Get the Facts about Alternative Medicine for Allergies & Asthma
Any unproven treatment for an illness or disease is considered an alternative medical approach by most American medical doctors. “Unproven” means there is not enough acceptable scientific evidence to show that the treatment works. The term alternative medicine refers to a wide variety of treatments considered outside “mainstream” or “usual” medical approaches in the United States today.
Many people turn to alternative medicine to help alleviate their asthma or allergy symptoms. These treatment approaches may include, but are not limited to, acupuncture, Ayurvedic medicine, biofeedback, mental imaging, stress reduction, relaxation techniques, chiropractic spinal manipulation, diet, exercise, yoga, lifestyle changes, herbal medicine, vitamin supplements, folk medicine from various cultures, laser therapy, massage, hypnosis, and art or music therapy.
Medical and scientific experts do believe that some remedies may be worth a try, providing they are not harmful. In some cases, specific alternative medical treatment may improve or relieve symptoms of a specific illness or disease. However, the risks should not outweigh the potential benefits.
Beware the placebo effect. If you really want an alternative medical treatment to work, you may think it is working, even if it really isn’t!
If you believe a particular alternative medical approach might help reduce your asthma or allergy symptoms, talk with your doctor about it and about how you could integrate that treatment into your overall asthma and allergy management plan. No one should use alternative medicine without first consulting a board-certified physician. Any alternative medical approach should be used in addition to your normal asthma or allergy management plan. You should not substitute an alternative medical treatment for your regular medications or treatments. Be especially careful about use of alternative medicine on children. Approaches that are harmless for adults may not be harmless for children.
Beware the placebo effect.
If you really want an alternative medical treatment to work, you may think it is working, even if it really isn’t! This placebo effect often occurs for people using alternative medicine. Symptoms of asthma or allergy also may improve on their own as an illness (like a cold or flu) runs its course. If you use prescribed medications for your allergy or asthma symptoms, it may take time for them to “kick in.” So you may simply be feeling better because your medications started working – not because the alternative medicine is working.
Read between the label lines.
The federal government requires labels to state how an herb or vitamin may affect the body, but labels are not required to carry health warnings. Labels also cannot claim any medical or health benefit. Products often are not properly labeled, especially those imported from other countries. Many people experience toxic – and sometimes deadly – effects from using improperly labeled herbs. Some products contain unnamed medicines such as steroids, anti-inflammatories, or sedatives that act to reduce your symptoms. Other “hidden ingredients” in various products can be dangerous or even lethal. Use only products tested for safety and effectiveness.
Never increase the amount or frequency of a dose or use a treatment or device in a different way than recommended. Do not use herbs in combinations. Do not take herbs if you are pregnant or breast-feeding.
Beware of developing allergy symptoms.
Allergies to specific plants and other substances (such as latex or nickel) can build up over time.
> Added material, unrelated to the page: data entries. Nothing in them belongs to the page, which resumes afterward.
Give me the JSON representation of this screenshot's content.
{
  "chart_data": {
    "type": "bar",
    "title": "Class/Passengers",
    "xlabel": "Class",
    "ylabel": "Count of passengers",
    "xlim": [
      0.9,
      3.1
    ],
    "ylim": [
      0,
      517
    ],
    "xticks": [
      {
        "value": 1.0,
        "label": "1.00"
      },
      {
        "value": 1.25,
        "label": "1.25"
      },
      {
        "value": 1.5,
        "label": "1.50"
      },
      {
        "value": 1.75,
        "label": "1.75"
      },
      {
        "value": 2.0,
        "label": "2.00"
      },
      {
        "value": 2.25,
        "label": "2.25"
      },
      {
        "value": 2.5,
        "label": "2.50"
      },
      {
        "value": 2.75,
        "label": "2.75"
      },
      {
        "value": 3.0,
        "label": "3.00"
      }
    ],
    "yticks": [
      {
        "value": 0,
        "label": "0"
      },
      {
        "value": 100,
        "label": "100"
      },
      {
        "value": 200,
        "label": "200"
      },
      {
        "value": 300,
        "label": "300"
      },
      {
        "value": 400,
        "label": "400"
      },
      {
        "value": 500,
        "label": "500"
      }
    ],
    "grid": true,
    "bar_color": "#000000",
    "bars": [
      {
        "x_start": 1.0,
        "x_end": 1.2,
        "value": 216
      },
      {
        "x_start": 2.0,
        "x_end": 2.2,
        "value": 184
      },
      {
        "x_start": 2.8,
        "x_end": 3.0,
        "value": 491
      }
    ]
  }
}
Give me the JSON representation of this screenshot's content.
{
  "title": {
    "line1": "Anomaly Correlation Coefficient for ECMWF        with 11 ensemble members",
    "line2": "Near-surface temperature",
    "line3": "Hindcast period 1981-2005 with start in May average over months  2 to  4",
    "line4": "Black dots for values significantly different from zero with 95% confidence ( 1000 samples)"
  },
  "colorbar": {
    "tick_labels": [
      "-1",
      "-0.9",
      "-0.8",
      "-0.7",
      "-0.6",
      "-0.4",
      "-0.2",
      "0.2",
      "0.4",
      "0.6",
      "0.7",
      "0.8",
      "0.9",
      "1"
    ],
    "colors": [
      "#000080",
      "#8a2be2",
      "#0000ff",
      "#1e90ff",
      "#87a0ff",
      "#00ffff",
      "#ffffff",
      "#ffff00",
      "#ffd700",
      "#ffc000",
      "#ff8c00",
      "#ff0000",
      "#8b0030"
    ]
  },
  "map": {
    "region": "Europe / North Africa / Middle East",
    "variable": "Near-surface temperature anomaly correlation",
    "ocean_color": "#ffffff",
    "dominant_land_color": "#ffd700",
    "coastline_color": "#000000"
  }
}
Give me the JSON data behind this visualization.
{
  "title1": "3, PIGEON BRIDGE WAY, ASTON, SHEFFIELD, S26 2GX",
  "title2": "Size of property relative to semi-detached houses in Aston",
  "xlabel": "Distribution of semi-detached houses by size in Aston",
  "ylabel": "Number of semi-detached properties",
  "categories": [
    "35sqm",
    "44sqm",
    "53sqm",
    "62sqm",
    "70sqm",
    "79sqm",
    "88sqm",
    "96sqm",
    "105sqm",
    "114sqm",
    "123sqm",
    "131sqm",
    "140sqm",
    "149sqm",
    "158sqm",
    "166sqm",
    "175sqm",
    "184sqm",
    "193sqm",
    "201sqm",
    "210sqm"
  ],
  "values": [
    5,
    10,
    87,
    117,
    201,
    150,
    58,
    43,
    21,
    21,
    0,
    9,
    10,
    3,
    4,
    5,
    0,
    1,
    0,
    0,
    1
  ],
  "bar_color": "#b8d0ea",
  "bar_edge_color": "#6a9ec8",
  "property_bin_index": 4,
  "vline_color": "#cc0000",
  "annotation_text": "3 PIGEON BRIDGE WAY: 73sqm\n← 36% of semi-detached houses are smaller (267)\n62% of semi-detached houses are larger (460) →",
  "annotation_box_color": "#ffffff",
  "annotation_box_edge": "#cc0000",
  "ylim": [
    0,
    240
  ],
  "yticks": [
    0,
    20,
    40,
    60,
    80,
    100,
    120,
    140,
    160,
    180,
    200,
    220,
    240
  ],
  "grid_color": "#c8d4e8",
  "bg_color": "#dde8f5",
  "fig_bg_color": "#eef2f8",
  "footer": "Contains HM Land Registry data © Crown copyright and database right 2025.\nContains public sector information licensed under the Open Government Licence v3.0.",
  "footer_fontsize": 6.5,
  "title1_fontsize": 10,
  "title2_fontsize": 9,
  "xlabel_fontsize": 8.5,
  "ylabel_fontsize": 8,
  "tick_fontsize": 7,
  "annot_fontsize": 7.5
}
Products you’ve used for years may suddenly cause mild to serious allergy symptoms, especially if you already are allergic to something. Check to see if new herbs, foods, or other products you plan to use are in the same “family” as your known allergens.
Use quality products and services.
Lack of quality standards is a serious problem for people who use various alternative medical treatments. Look for products that list the amount of the active ingredient(s). Make sure people giving you any kind of treatment are properly certified. Ask your pharmacist or health product store manager for recommendations. Research the product or service before you use it.
Consult with your physician before
starting any new treatment.
This point cannot be stressed enough. If you have symptoms of asthma or allergy, but you have not been diagnosed, consult a board-certified doctor for a proper diagnosis. Do not rely on health product store personnel to help treat undiagnosed symptoms. If you know you have asthma or allergies, again, talk with your doctor about the alternative medicine you want to use – before you try it.
Keep in mind: Alternative therapy is medical treatment for which there is no conclusive, supporting scientific evidence. This does not necessarily mean the treatment is useless or ineffective. You simply must be careful in what you choose and how you use it.